Ahead of a precedent-setting Toronto court hearing on the disclosure of financial records regarding a $200 million Ontario real estate group controlled by the family of Sarawak strongman politician Abdul Taib Mahmud, members of the Sarawak delegation will be visiting Montreal, Ottawa and Toronto.

“We are coming to Canada to find out what happened to the wealth of our homeland. We seek justice for our forests, our people, our land,” said lawyer and former Malaysian MP Harrison Ngau, winner of the prestigious Goldman Environmental Prize.

While a handful of timber tycoons and corrupt politicians made billions of dollars from cutting down one of the world’s most biodiverse rainforests, home to orangutans and clouded leopards, Sarawak’s Indigenous communities remain poor and underprivileged with many of them facing the social and environmental consequences of unsustainable and often illegal logging.

In each city, the Sarawak activists will attend screenings of The Borneo Case, a 78-minute documentary by Swedish filmmakers Dylan Williams and Erik Pauser, followed by a panel discussion.

They are being hosted in Ottawa by Inter Pares, Above Ground, MiningWatch Canada and Canadians for Tax Fairness, a coalition of Canadian civil society organizations concerned about legal gaps that can be exploited by money launderers. 

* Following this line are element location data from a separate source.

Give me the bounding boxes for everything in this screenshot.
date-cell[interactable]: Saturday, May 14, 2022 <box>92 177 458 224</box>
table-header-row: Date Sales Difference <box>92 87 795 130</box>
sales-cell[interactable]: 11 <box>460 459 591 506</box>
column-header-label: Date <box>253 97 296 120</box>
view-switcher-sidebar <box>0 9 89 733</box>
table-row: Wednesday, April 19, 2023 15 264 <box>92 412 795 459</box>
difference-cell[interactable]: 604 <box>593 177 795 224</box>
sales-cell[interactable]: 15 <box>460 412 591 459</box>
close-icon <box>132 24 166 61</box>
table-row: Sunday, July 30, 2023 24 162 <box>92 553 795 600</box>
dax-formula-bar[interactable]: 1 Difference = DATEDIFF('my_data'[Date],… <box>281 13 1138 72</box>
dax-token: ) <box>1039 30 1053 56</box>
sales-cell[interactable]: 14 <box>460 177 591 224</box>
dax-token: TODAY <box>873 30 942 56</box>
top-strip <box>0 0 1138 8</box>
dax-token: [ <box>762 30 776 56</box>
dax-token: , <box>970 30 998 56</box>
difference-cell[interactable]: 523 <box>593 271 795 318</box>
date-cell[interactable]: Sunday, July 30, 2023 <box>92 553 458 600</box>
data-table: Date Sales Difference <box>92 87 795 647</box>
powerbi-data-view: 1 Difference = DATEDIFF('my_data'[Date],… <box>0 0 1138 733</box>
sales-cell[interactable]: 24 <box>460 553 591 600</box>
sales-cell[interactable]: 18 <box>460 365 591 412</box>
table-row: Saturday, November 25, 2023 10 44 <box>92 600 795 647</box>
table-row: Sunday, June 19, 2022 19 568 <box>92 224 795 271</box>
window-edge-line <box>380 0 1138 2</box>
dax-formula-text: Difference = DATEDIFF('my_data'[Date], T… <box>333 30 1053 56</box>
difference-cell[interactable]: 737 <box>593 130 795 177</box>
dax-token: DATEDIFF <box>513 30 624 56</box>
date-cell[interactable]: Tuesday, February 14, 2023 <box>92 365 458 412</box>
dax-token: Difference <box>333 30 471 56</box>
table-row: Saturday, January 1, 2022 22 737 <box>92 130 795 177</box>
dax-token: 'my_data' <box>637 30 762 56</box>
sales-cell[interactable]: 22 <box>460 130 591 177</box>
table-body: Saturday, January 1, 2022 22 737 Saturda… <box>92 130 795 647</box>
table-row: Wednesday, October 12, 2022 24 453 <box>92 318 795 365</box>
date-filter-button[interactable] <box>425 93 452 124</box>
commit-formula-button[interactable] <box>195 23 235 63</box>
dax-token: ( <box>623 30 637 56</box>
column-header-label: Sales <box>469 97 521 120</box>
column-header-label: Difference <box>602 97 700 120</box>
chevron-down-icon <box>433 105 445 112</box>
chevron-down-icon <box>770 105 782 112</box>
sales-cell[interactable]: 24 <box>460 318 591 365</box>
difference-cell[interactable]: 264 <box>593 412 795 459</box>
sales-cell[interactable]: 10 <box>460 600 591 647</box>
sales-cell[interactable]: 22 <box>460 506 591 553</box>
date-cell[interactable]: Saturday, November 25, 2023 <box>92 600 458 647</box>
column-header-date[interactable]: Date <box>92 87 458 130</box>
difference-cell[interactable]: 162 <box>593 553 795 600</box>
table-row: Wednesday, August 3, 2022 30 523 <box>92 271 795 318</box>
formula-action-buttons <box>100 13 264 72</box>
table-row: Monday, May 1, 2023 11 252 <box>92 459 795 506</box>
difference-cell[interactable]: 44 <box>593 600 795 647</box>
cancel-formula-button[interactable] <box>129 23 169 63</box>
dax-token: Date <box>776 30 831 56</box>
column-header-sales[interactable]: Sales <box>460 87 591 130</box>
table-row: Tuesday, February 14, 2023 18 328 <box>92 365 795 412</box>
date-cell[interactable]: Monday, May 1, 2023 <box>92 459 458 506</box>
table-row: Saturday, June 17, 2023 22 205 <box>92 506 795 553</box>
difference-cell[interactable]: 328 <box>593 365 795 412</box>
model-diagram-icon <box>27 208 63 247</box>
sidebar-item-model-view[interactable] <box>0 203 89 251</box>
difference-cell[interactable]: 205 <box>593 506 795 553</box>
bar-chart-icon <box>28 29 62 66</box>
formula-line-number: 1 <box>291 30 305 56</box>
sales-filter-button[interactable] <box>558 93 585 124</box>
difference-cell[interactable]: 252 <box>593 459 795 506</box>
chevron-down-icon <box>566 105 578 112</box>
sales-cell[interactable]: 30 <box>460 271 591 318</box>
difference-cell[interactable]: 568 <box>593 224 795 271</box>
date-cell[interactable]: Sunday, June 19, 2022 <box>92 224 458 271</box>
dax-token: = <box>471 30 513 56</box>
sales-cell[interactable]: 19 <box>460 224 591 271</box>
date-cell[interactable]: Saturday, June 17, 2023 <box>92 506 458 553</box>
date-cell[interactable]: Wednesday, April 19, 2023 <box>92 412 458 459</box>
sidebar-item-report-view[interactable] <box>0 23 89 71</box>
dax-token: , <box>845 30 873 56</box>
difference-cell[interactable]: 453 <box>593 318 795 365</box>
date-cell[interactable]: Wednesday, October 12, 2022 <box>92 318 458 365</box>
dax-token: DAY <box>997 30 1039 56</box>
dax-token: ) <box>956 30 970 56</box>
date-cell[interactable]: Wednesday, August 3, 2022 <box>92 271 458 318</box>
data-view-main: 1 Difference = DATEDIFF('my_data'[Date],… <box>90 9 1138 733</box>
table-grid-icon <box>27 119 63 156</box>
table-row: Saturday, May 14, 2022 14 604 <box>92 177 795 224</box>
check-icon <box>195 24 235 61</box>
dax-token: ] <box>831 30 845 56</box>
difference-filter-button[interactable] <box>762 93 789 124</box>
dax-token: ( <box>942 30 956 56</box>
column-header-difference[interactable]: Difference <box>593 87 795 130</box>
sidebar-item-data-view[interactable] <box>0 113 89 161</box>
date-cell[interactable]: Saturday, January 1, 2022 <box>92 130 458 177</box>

Canada’s legal loopholes make money laundering easy, creating opportunities for the perpetrators of devastating human rights violations to hide money, often in Canadian real estate.

“It takes just a couple hours to create a shell company in Canada. A publicly available registry of the true owners of all companies would go a long way to addressing Canada’s complicity in “snow-washing” money from international fraud and corruption,” said David Bruer of Inter Pares.